Minoo Emami’s artistic spin on the iconic painting “The Birth of Venus” is as much about the birth of terror as it is a nod to Botticelli’s sweeping romantic panorama.
In her own painting, Emami replaces the goddess with a prosthetic leg. The scallop shell upon which Venus is famously poised is instead a swath of fabric — perhaps a hijab, perhaps something else, but the implication is feminine, domestic. In the background, a shadowy figure with dark hair dons a gas mask as gold bullets punctuate the scene.
Emami’s paintings interrogate war and its lasting effects. For Emami, the conflict in question was the Iran-Iraq War of the ’80s, and the prosthesis is her ex-husband’s. At 18, Emami married a wounded soldier in the Tehran public hospital, and his injury sparked her creative venture, an attempt to document “his struggle for a decent and normal life,” she said.
“I never thought I would show these to anyone,” said Emami, now a student at the School of the Museum of Fine Arts, Boston. “They were just for me, just for us.”
The paintings also record what it means to be an Iranian woman and wife. In her large-scale works — “War Collection,” on view at the Center for Middle Eastern Studies through Aug. 18 — Emami pairs images of prostheses with familiar household items. While hosting a dinner party for her then husband and another veteran, she recollected that after a few drinks (“Yes, we do drink”), the men removed their prostheses and rested them against a wall. Emami was flustered as she moved from kitchen to salon, finding that their artificial limbs were in the way.
“They’re always a permanent subject, and a permanent presence in the life of the person who is an amputee,” she said.
Born into a Muslim family, Emami said she does not practice the faith. “I believe in democracy and liberalism,” she said. But in Iran, she said she is forbidden to talk about her anti-war stance, to create art, to have a voice.

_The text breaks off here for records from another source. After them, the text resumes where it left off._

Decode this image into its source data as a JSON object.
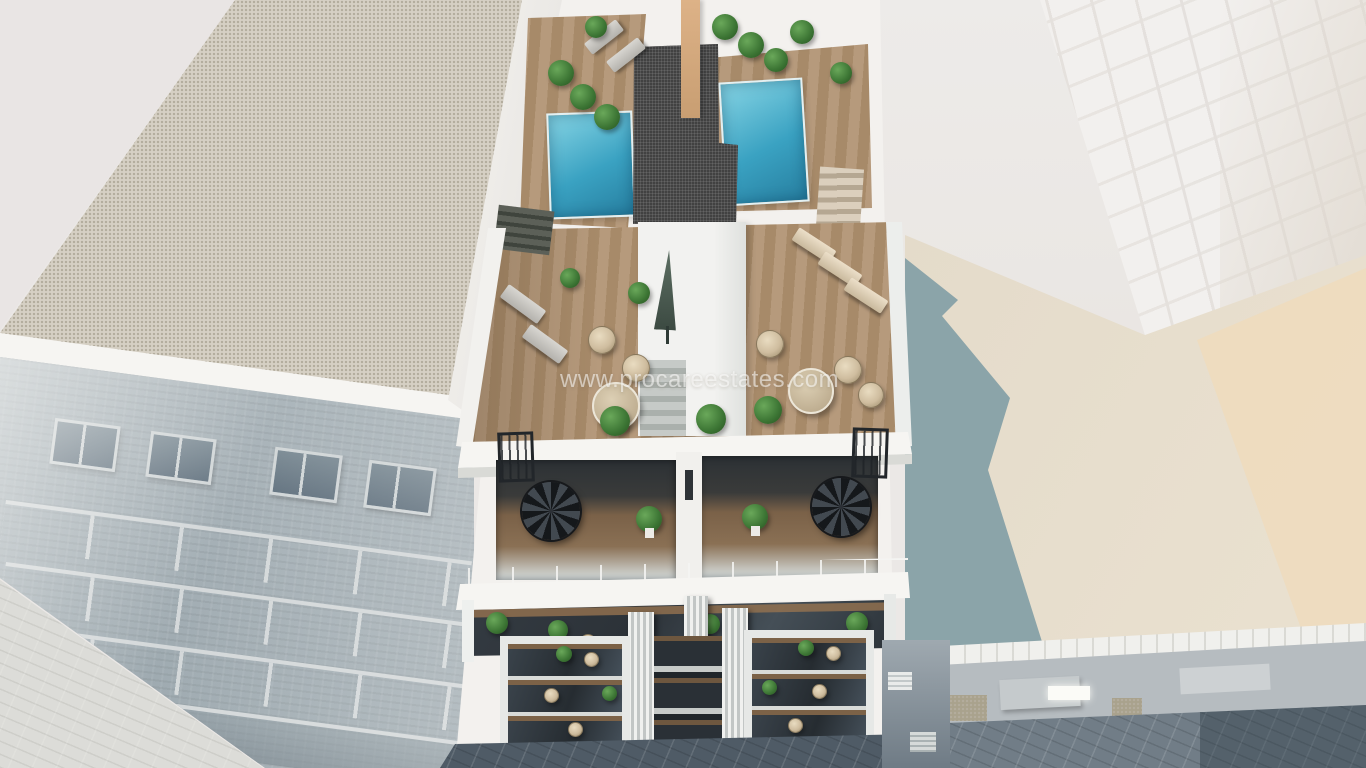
{
  "watermark": {
    "text": "www.procareestates.com"
  },
  "scene": {
    "type": "3d-architectural-render",
    "subject": "aerial view of a modern white apartment building with two rooftop pools, wooden roof terrace, duplex terraces with spiral staircases and balcony facade, between neighboring buildings"
  },
  "colors": {
    "bg_pale": "#ebe8e6",
    "parapet_white": "#f6f5f2",
    "building_white": "#f3f1ee",
    "gravel_roof": "#d6d0c4",
    "gravel_speck": "#b3ac9d",
    "core_gravel": "#383838",
    "tan_wall": "#ddb287",
    "pool_a": "#3aa2c2",
    "pool_b": "#86d4e4",
    "deck_wood_a": "#b69a7c",
    "deck_wood_b": "#a78a69",
    "glass_dark": "#2c3238",
    "plant_a": "#6aa85a",
    "plant_b": "#3c7534",
    "rattan": "#cfbd9f",
    "left_facade_a": "#a7b2b8",
    "left_facade_b": "#8c9aa2",
    "street_light": "#c9c9c3",
    "street_dark": "#4f5b66",
    "plaza_cream": "#e4dbca",
    "plaza_sun": "#eedcbe",
    "plaza_shadow": "#8ba4a9",
    "tower_white": "#f2f0ee",
    "watermark_color": "rgba(255,255,255,0.55)"
  }
}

Of her works now on their third public showing in the United States, she said, “I never had the chance to show these prostheses publicly in Iran. It’s a new pleasure for me here in the U.S.”
The subversive artist is a force to be reckoned with. In Iran, she has forged cloak-and-dagger collaborations with other women whose lives also have been altered by war. They meet in secret, creating papier–mâché dolls that live inside artificial feet, and decorating out-of-use prostheses “into eye-catching, spectacular art objects.”

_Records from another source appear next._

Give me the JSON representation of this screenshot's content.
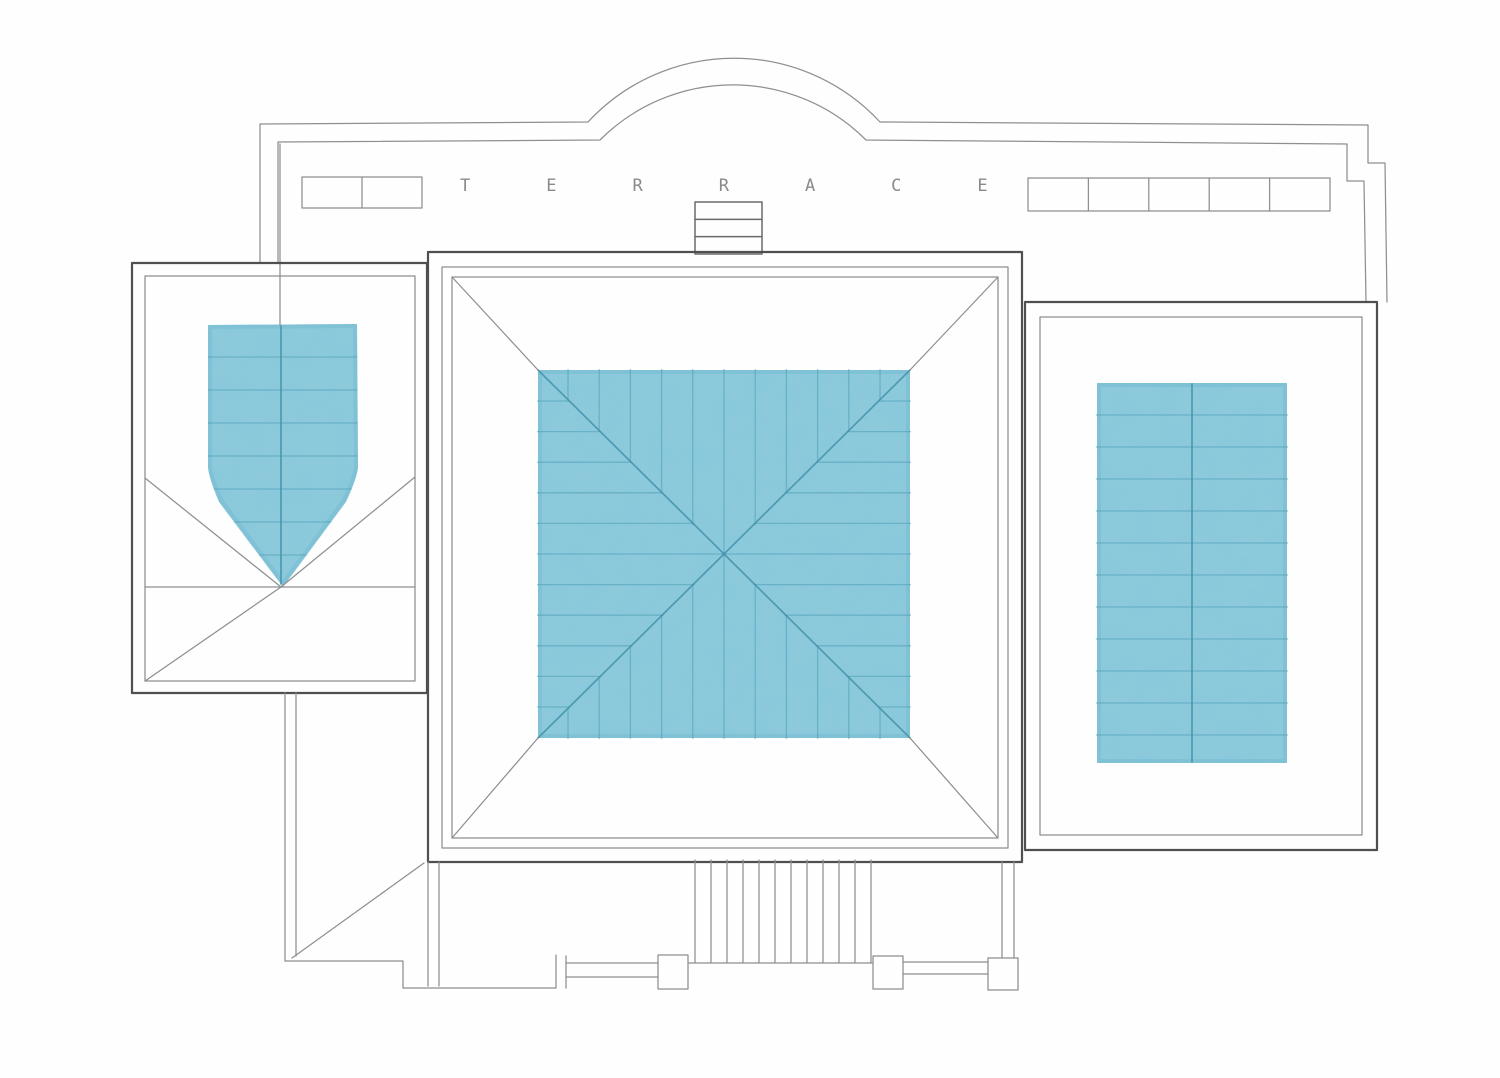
{
  "plan": {
    "terrace_label": "TERRACE"
  },
  "colors": {
    "paper": "#FEFEFE",
    "line_dark": "#4F4F4F",
    "line_light": "#8F8F8F",
    "text_gray": "#8A8A8A",
    "wash_blue": "#8AC9DB",
    "wash_blue_edge": "#6FB6CC",
    "hatch_teal": "#4E9DB5",
    "hatch_teal_strong": "#3F8EA8"
  },
  "features": {
    "skylight_strip_left": {
      "panels": 2
    },
    "skylight_strip_right": {
      "panels": 5
    },
    "chimney": {
      "bands": 3
    },
    "entrance_stairs": {
      "steps": 11
    },
    "balustrade": {
      "posts": 3
    }
  }
}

Though the war is long over, Emami said more than 16 million undetected land mines remain in Iran, and their victims are typically children who are killed or maimed. The aftershocks of war, as her art testifies, are never-ending.
“This is our dark and sad reality,” said Emami. “But even with this dark and sad situation, life must go on.”
“War Collection” is on view now through Aug. 18 at the Center for Middle Eastern Studies.